Tenure-track professors do NOT raise most of their pay by grants as one of the commenters has suggested. They are paid by the university whenever classes are in session (fall + spring). That leaves the summer months, which is what they budget for when they write proposals.

In engineering and sciences, some schools also have what are called "research faculty." These people have to raise all (or most) of their income through research. In fact, there are departments who hire both tenure-track and research faculty.

Some definitely do, but it depends greatly on the university and even on the department. In most research universities the traditional academic faculty are paid a nine month salary to teach X classes, where X might vary from 1 to 5 or 6 or maybe even more depending on the place. Often, faculty have the option to "buy out" of teaching some or all of these courses by covering their salary using research grants. This very often ends up with faculty (at least in science and engineering) covering most of their salary out of grants just to get down to only having to teach one course at a time.

Then of course you also have the soft-money folks who have to cover 100% of their salary from grants, and people who are somewhere in between.

Beyond who is technically paying for a researcher's salary, the reality is that any researchers with decent-sized programs are effectively paying for themselves anyway because universities usually charge 50-60% in overhead. So, for example, the university's take on a $1,000,000 grant is usually far in excess of $500,000. There are a lot more professors who get $1,000,000 grants than there are professors who make $500,000 salaries.

News Flash: People who have secure jobs and cannot be fired don't work as hard as people fighting for a paycheck.

i see an N for students ~15,000
how many professors are examined ?
i dont see it.

It is unclear to me how one can measure the response variable, learning. Course evaluations and grades are pretty poorly correlated at best.

Agreed. Especially given non-tenure track instructors potentially have greater incentives to mark their students leniently to keep them happy and get positive student evaluations.

So, looks like at premier research unis temp outsiders should be hired to teach principles courses, with deadwood senior profs teaching the upper level undergrad courses, and the new hotshots doing the grad courses.

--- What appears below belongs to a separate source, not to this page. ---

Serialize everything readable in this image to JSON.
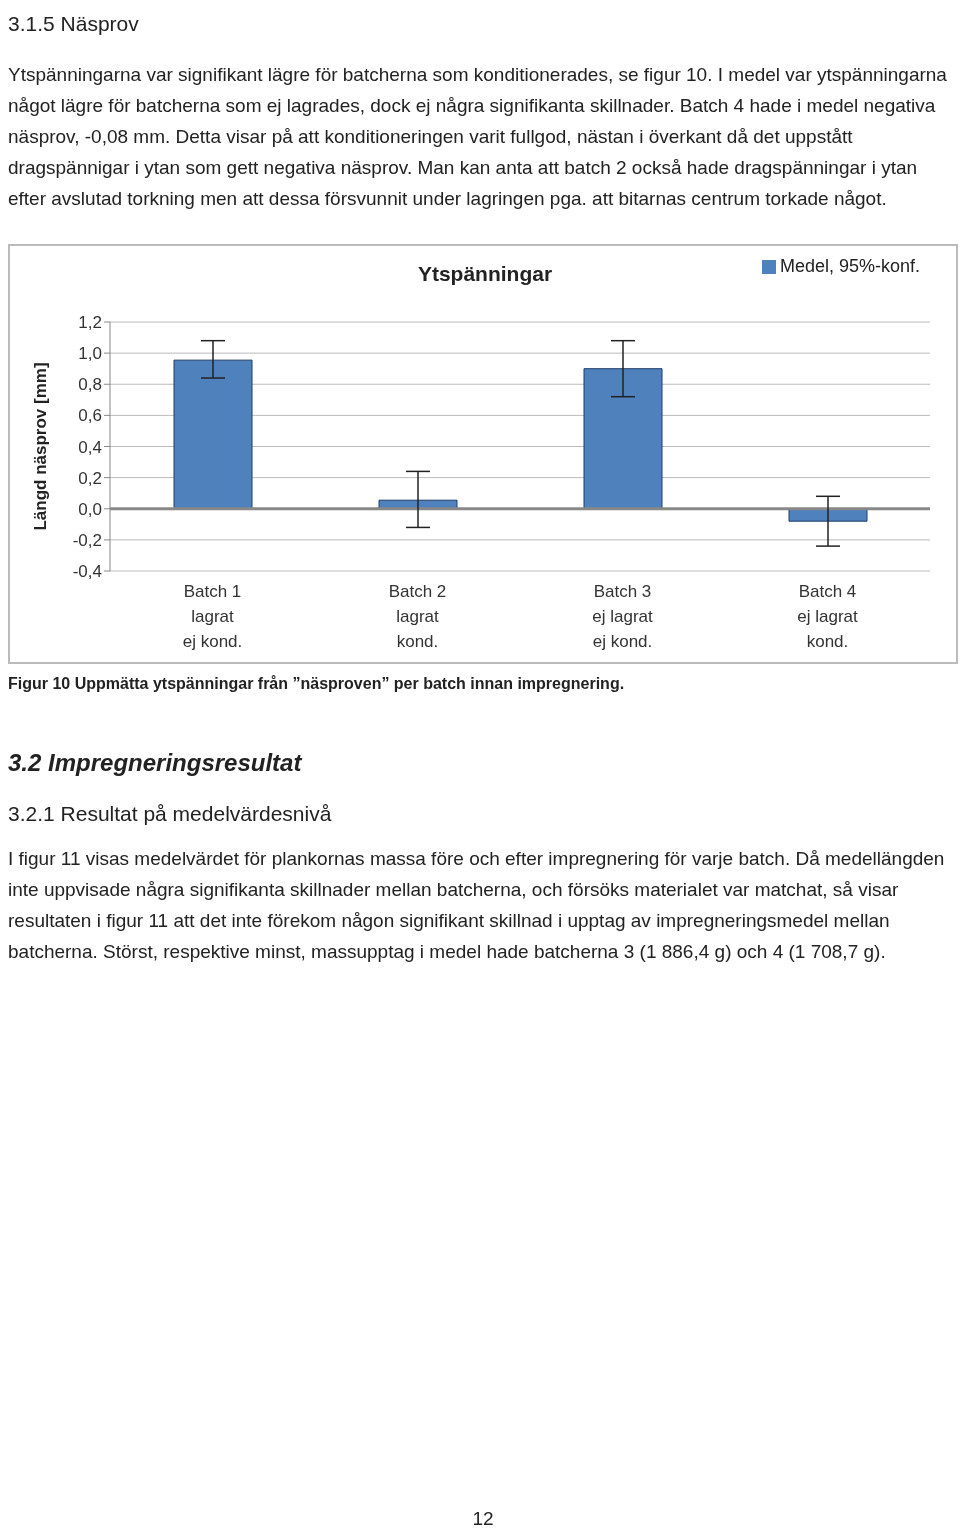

I think we already knew this, although there are the occasional exceptions such as Ken Elzinga at UVa, the really great senior tenured profs who are really great teachers, although I think it has been awhile since Ken has hit a top 5 journal with a pub.

go all the way, especially for state schools: first 2 years MOOC, live at home or find an apartment with friends. that gets you an associates. 2 more years on campus for a bachelors, then serious work with serious researchers at the grad level, if that's what you're into.

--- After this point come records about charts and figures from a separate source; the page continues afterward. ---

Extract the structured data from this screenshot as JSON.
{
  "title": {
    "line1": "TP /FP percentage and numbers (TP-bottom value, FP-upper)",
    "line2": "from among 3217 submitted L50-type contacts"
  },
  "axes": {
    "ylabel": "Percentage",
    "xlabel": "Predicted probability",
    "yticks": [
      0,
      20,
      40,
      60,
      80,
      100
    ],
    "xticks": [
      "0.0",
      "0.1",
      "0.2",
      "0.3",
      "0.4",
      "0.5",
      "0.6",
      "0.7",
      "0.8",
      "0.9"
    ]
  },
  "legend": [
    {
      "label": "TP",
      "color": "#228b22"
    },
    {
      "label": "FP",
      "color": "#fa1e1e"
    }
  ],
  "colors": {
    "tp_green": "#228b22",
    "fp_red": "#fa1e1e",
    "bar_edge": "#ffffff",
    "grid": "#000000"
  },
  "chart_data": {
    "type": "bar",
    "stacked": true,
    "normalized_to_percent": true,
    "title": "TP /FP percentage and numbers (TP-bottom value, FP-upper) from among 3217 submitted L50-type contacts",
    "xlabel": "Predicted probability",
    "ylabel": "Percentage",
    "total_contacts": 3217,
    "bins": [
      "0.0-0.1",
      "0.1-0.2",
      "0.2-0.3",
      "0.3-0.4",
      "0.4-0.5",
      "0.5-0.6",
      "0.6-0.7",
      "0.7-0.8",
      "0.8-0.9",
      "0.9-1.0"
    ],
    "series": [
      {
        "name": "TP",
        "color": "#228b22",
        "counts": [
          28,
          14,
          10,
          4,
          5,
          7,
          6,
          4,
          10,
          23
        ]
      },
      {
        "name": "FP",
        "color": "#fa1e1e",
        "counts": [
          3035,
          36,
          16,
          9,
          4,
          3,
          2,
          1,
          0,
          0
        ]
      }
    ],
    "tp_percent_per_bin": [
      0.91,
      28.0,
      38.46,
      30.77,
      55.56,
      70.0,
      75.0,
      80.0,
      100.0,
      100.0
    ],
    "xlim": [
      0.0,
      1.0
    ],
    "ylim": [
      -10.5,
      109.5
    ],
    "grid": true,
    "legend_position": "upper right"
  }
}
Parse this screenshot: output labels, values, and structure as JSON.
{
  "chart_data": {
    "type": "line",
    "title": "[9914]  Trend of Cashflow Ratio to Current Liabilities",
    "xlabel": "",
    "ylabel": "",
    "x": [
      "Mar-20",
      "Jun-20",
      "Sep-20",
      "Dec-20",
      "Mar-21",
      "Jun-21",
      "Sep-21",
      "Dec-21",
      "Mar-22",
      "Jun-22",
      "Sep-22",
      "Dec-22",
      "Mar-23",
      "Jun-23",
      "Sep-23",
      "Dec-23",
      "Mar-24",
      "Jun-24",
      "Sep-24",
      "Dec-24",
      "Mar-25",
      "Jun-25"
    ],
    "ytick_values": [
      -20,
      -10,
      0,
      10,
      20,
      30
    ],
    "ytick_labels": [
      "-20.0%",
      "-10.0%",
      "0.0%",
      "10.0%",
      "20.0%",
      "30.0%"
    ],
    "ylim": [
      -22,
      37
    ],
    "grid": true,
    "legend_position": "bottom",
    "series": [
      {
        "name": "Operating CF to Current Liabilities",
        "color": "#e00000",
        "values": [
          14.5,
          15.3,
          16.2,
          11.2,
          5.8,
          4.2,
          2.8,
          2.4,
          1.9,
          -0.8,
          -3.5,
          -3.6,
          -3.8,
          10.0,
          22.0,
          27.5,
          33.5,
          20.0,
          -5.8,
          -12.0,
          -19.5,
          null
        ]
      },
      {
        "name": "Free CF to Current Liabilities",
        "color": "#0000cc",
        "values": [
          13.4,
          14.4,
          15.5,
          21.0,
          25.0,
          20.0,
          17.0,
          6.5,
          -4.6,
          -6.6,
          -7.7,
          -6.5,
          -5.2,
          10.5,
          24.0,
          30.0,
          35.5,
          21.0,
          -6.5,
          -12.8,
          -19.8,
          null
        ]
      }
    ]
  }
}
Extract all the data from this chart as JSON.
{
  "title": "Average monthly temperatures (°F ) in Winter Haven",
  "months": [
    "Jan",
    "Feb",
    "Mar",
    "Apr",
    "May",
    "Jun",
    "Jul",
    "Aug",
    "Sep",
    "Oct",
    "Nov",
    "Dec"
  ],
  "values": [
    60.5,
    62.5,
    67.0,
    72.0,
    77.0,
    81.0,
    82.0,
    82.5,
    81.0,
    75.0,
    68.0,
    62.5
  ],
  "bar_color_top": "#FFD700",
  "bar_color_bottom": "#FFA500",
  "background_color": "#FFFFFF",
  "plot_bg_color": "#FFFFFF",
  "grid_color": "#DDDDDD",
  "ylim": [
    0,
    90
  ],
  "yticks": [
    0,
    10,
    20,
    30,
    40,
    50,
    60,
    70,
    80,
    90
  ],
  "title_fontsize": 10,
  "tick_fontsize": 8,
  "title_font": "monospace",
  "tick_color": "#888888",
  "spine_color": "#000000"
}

There are a lot of inferences to be made from the findings, but it's a bit revealing how Cowen's first instinct was towards foreigners.

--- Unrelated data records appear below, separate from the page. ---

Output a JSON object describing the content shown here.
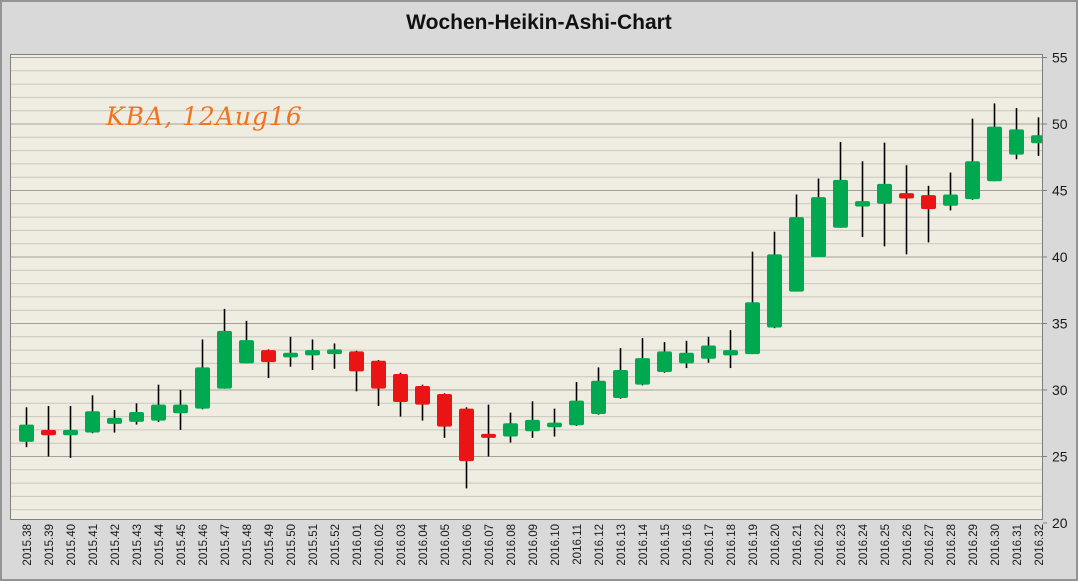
{
  "chart": {
    "title": "Wochen-Heikin-Ashi-Chart",
    "annotation": "KBA, 12Aug16",
    "colors": {
      "up": "#00a94f",
      "down": "#ea1414",
      "wick": "#000000",
      "plot_bg": "#efede2",
      "outer_bg": "#d9d9d9",
      "grid_minor": "#c9c7bd",
      "grid_major": "#a3a199",
      "plot_border": "#7f7f7f",
      "annotation_text": "#f1731f",
      "title_text": "#111111",
      "axis_text": "#1a1a1a"
    }
  },
  "chart_data": {
    "type": "candlestick",
    "subtype": "heikin-ashi-weekly",
    "title": "Wochen-Heikin-Ashi-Chart",
    "annotation": "KBA, 12Aug16",
    "legend": "none",
    "grid": "horizontal minor every 1 unit, major every 5 units",
    "y_axis": {
      "side": "right",
      "min": 20,
      "max": 55,
      "tick_interval": 5,
      "ticks": [
        20,
        25,
        30,
        35,
        40,
        45,
        50,
        55
      ]
    },
    "x_axis": {
      "label_rotation": -90,
      "categories_are_weeks": true
    },
    "candles": [
      {
        "t": "2015.38",
        "o": 26.1,
        "h": 28.7,
        "l": 25.7,
        "c": 27.4
      },
      {
        "t": "2015.39",
        "o": 27.0,
        "h": 28.8,
        "l": 25.0,
        "c": 26.6
      },
      {
        "t": "2015.40",
        "o": 26.6,
        "h": 28.8,
        "l": 24.9,
        "c": 27.0
      },
      {
        "t": "2015.41",
        "o": 26.8,
        "h": 29.6,
        "l": 26.75,
        "c": 28.4
      },
      {
        "t": "2015.42",
        "o": 27.45,
        "h": 28.5,
        "l": 26.8,
        "c": 27.9
      },
      {
        "t": "2015.43",
        "o": 27.6,
        "h": 29.0,
        "l": 27.4,
        "c": 28.35
      },
      {
        "t": "2015.44",
        "o": 27.7,
        "h": 30.4,
        "l": 27.6,
        "c": 28.9
      },
      {
        "t": "2015.45",
        "o": 28.25,
        "h": 30.0,
        "l": 27.0,
        "c": 28.9
      },
      {
        "t": "2015.46",
        "o": 28.6,
        "h": 33.8,
        "l": 28.55,
        "c": 31.7
      },
      {
        "t": "2015.47",
        "o": 30.1,
        "h": 36.1,
        "l": 30.1,
        "c": 34.45
      },
      {
        "t": "2015.48",
        "o": 32.0,
        "h": 35.2,
        "l": 32.0,
        "c": 33.75
      },
      {
        "t": "2015.49",
        "o": 33.0,
        "h": 33.05,
        "l": 30.9,
        "c": 32.1
      },
      {
        "t": "2015.50",
        "o": 32.45,
        "h": 34.0,
        "l": 31.75,
        "c": 32.8
      },
      {
        "t": "2015.51",
        "o": 32.6,
        "h": 33.8,
        "l": 31.5,
        "c": 33.0
      },
      {
        "t": "2015.52",
        "o": 32.7,
        "h": 33.5,
        "l": 31.6,
        "c": 33.05
      },
      {
        "t": "2016.01",
        "o": 32.9,
        "h": 32.95,
        "l": 29.9,
        "c": 31.4
      },
      {
        "t": "2016.02",
        "o": 32.2,
        "h": 32.25,
        "l": 28.8,
        "c": 30.1
      },
      {
        "t": "2016.03",
        "o": 31.2,
        "h": 31.3,
        "l": 28.0,
        "c": 29.1
      },
      {
        "t": "2016.04",
        "o": 30.3,
        "h": 30.4,
        "l": 27.7,
        "c": 28.9
      },
      {
        "t": "2016.05",
        "o": 29.7,
        "h": 29.75,
        "l": 26.4,
        "c": 27.25
      },
      {
        "t": "2016.06",
        "o": 28.6,
        "h": 28.7,
        "l": 22.6,
        "c": 24.65
      },
      {
        "t": "2016.07",
        "o": 26.7,
        "h": 28.9,
        "l": 25.0,
        "c": 26.4
      },
      {
        "t": "2016.08",
        "o": 26.5,
        "h": 28.3,
        "l": 26.05,
        "c": 27.5
      },
      {
        "t": "2016.09",
        "o": 26.9,
        "h": 29.15,
        "l": 26.4,
        "c": 27.75
      },
      {
        "t": "2016.10",
        "o": 27.2,
        "h": 28.6,
        "l": 26.5,
        "c": 27.55
      },
      {
        "t": "2016.11",
        "o": 27.35,
        "h": 30.6,
        "l": 27.3,
        "c": 29.2
      },
      {
        "t": "2016.12",
        "o": 28.2,
        "h": 31.7,
        "l": 28.15,
        "c": 30.7
      },
      {
        "t": "2016.13",
        "o": 29.4,
        "h": 33.15,
        "l": 29.35,
        "c": 31.5
      },
      {
        "t": "2016.14",
        "o": 30.4,
        "h": 33.9,
        "l": 30.35,
        "c": 32.4
      },
      {
        "t": "2016.15",
        "o": 31.35,
        "h": 33.6,
        "l": 31.3,
        "c": 32.9
      },
      {
        "t": "2016.16",
        "o": 32.0,
        "h": 33.7,
        "l": 31.65,
        "c": 32.8
      },
      {
        "t": "2016.17",
        "o": 32.35,
        "h": 34.0,
        "l": 32.05,
        "c": 33.35
      },
      {
        "t": "2016.18",
        "o": 32.6,
        "h": 34.5,
        "l": 31.65,
        "c": 33.0
      },
      {
        "t": "2016.19",
        "o": 32.7,
        "h": 40.4,
        "l": 32.7,
        "c": 36.6
      },
      {
        "t": "2016.20",
        "o": 34.7,
        "h": 41.9,
        "l": 34.65,
        "c": 40.2
      },
      {
        "t": "2016.21",
        "o": 37.4,
        "h": 44.7,
        "l": 37.4,
        "c": 43.0
      },
      {
        "t": "2016.22",
        "o": 40.0,
        "h": 45.9,
        "l": 40.0,
        "c": 44.5
      },
      {
        "t": "2016.23",
        "o": 42.2,
        "h": 48.65,
        "l": 42.2,
        "c": 45.8
      },
      {
        "t": "2016.24",
        "o": 43.8,
        "h": 47.2,
        "l": 41.5,
        "c": 44.2
      },
      {
        "t": "2016.25",
        "o": 44.0,
        "h": 48.6,
        "l": 40.8,
        "c": 45.5
      },
      {
        "t": "2016.26",
        "o": 44.8,
        "h": 46.9,
        "l": 40.2,
        "c": 44.4
      },
      {
        "t": "2016.27",
        "o": 44.65,
        "h": 45.35,
        "l": 41.1,
        "c": 43.6
      },
      {
        "t": "2016.28",
        "o": 43.85,
        "h": 46.35,
        "l": 43.5,
        "c": 44.7
      },
      {
        "t": "2016.29",
        "o": 44.35,
        "h": 50.4,
        "l": 44.3,
        "c": 47.2
      },
      {
        "t": "2016.30",
        "o": 45.7,
        "h": 51.55,
        "l": 45.7,
        "c": 49.8
      },
      {
        "t": "2016.31",
        "o": 47.7,
        "h": 51.2,
        "l": 47.35,
        "c": 49.6
      },
      {
        "t": "2016.32",
        "o": 48.55,
        "h": 50.5,
        "l": 47.6,
        "c": 49.15
      }
    ]
  }
}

So, you copy and pasted the abstract from an article you haven't even read, and this is a valid indictment of the tenure system for educators?

Then you use this post as an opportunity to launch a xenophobic attack on non-native speakers of English without any cause whatsoever. Your parents must be so proud.

His wife is Russian.

Economists try to think rationally and it is possible that the average American-born student is not 100% tolerant of foreign-born accents. This is not xenophobia.

I've never heard of a university sending its new academic staff to elocution lessons, yet it's obviously what many of them need.